İşte hiç birşey karşıdan göründüğü gibi değil. Buradaki birçok arkadaş benim hatrımı kırmayıp daha fazla alacakları yerleri tercih etmediler. Benimle geldiler. Tutar belirtmeyeceğim ama piyasada söyledikleri kadar para harcamadık. Tribünde bazı hocalar vardı, galibiyetlerden sonra yüzleri düşüyordu. Sağolsun Başkanımız hep yanımdaydı, bana güven verdi. Biz de güveni boşa çıkartmadık.
Grubun uzak ara lideriydiniz... Hangi maç için üzülüyorsunuz?
Şampiyonluğu daha erkenden garantileyebilirdik. Ama Karabekir Mevlana maçında rehavete kapıldık. Oraya 9’da 9 yaparak gitmiştik. Rakibimizde çok iyi mücadele etti ve ilk mağlubiyetimizi aldık.
Temposuz olduğunuz eleştirileri vardı?
Yaş ortalaması yüksek bir takımdık. Ama kaliteli ayaklara sahiptik. Skoru alamazsak sıkıntı yaşayabilirdik ama ileri ucumuz Barcelona gibi diyebilirim. Her maçta erkenden maçları koparttık ve sonuca gittik.
Türk Telekom maçında mağlup oldunuz ve rakipleriniz tarafından maçı bıraktığınız konusunda eleştirildiniz...
Buna anlam veremiyorum. Grubun en iyi takımından biri Türk Telekom. Ben onları yensem şampiyon olacağım neden maçı bırakayım.
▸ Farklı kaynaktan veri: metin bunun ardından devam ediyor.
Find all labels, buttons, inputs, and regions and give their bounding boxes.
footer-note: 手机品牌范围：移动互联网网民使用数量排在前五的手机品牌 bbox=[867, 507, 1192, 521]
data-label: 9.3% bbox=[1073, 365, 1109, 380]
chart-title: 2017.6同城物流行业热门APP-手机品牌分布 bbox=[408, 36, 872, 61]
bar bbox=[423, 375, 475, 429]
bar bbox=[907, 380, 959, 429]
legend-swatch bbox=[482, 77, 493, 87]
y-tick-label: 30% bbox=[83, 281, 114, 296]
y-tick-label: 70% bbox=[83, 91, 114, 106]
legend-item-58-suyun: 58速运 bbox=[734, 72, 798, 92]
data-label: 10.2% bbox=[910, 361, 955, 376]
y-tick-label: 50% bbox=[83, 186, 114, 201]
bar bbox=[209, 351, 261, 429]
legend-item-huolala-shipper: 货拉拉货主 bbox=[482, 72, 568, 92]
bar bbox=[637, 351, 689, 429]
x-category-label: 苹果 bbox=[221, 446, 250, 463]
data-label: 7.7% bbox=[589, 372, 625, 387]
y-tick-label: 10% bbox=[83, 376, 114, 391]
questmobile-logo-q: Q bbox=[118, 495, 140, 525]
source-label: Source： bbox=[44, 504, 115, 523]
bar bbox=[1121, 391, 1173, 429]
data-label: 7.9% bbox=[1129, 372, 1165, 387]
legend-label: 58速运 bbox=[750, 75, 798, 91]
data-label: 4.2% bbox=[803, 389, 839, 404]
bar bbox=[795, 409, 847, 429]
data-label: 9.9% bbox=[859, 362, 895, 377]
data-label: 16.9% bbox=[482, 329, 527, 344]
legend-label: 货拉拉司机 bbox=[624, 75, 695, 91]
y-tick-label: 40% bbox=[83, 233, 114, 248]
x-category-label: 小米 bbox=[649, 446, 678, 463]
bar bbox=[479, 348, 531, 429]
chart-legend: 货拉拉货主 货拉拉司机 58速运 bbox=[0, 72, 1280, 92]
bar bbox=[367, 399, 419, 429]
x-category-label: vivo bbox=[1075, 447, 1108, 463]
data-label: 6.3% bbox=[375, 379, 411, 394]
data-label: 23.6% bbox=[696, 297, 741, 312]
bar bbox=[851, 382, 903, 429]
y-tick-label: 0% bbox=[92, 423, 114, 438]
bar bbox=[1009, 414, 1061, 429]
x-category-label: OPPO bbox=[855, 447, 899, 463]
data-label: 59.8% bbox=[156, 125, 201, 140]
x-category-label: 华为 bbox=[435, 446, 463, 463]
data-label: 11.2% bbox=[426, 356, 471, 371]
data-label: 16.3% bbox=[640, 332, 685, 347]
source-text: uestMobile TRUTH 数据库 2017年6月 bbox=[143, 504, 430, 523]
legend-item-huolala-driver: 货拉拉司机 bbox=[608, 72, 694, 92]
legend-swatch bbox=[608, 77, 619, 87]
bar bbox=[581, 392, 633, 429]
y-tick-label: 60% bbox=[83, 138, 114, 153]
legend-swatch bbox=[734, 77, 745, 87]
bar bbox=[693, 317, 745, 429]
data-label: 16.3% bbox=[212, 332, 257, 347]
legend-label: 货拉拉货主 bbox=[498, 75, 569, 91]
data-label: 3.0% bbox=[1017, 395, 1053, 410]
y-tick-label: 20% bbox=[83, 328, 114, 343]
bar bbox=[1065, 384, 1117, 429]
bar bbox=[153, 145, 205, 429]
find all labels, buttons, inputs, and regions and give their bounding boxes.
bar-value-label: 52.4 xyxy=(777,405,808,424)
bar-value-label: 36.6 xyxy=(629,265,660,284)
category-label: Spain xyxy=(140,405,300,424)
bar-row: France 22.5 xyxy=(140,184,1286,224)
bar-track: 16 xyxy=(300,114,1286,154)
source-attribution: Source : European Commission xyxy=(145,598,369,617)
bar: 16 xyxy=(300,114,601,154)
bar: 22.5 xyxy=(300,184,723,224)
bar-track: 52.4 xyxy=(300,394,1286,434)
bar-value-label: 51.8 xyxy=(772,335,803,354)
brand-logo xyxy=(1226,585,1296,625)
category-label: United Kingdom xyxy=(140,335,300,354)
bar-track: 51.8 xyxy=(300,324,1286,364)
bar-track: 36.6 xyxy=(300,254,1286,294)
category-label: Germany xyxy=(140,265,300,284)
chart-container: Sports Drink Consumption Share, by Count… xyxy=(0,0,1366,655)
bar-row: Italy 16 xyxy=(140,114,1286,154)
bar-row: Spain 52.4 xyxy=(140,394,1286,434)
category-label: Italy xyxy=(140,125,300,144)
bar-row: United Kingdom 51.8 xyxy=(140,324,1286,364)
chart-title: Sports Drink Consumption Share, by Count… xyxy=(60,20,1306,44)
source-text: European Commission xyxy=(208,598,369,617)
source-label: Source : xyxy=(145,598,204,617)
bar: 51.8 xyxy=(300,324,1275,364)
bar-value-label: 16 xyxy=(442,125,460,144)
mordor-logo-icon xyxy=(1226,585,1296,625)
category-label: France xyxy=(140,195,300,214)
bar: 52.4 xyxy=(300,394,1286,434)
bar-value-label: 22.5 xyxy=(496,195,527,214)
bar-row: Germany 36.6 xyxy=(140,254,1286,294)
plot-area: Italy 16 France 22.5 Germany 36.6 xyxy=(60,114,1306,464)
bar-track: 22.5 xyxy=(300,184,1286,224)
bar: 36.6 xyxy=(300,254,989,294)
Maçı izlemeden iftira atıyorlar. İlk dakikalarda direkten dönen topumuz var, kaçırdıklarımız var ve iki tane inanılmaz bireysel hata ile gol yedik. En iyi iki oyumcum Zafer ve Efkan sakattı. Maçı bırakmak ne demek, asla kabul etmiyorum.
Belediye’den destek gördüğünüz doğru mu?
Ben antrenör olarak tüm sorunlarımı başkanım Ümit Şen ile paylaşıyorum. O da sağolsun çözüme kavuşturuyor. Belediyeden destek gördüğümüz konusuna gülüyorum. Yedikulespor olmasa onlarla sahayı paylaşmasak istediğimiz idmanları bile yapamazdık. Kendilerine teşekkür ediyorum. Bazı haftalar sahalarını paylaştılar. Suat Hoca ve Erol Abi’ye de ayrıca teşekkür ederim. Bizlere her konuda yardımcı oldular. Oyuncularıma da hiçbir kurumdan iş verilmedi, öyle bir şey olsa ben işe girerdim.(Gülüyor).
Kontenjan ve altyapı konusunda görüşleriniz nedir?
Öncelikle altyapıya cevap vermek istiyorum. Oyuncu falan yetiştiremeyiz. Saha yok, bilinçli antrenör yok, günü kurtarma çabası ile bir yere varamayız. 20 yılda bir tane çıkar onunla avunuruz. Kontenjan konusunda da gücü yeten oynasın, ama bir yerde bırakmayı da kabul etsin. Gençlerin önün açmak gerekir.
Bu sezon ne düşünüyorsunuz? Devam mı tamam mı?
Yani iki sezonda büyük başarılara imza attık. Başkanımız ile konuşup karar vereceğiz. Hedefler doğrultusunda hareket edeceğiz.
Son olarak Aras Köksal’ın hedefleri nelerdir?
Yaşım daha çok genç . Öncelikle tecrübe kazanarak, basamakları yavaş yavaş sindire sindire çıkmak istiyorum. Profesyonel takım yardımcılığı ile devam ederek üst liglerle çalışmak istiyorum.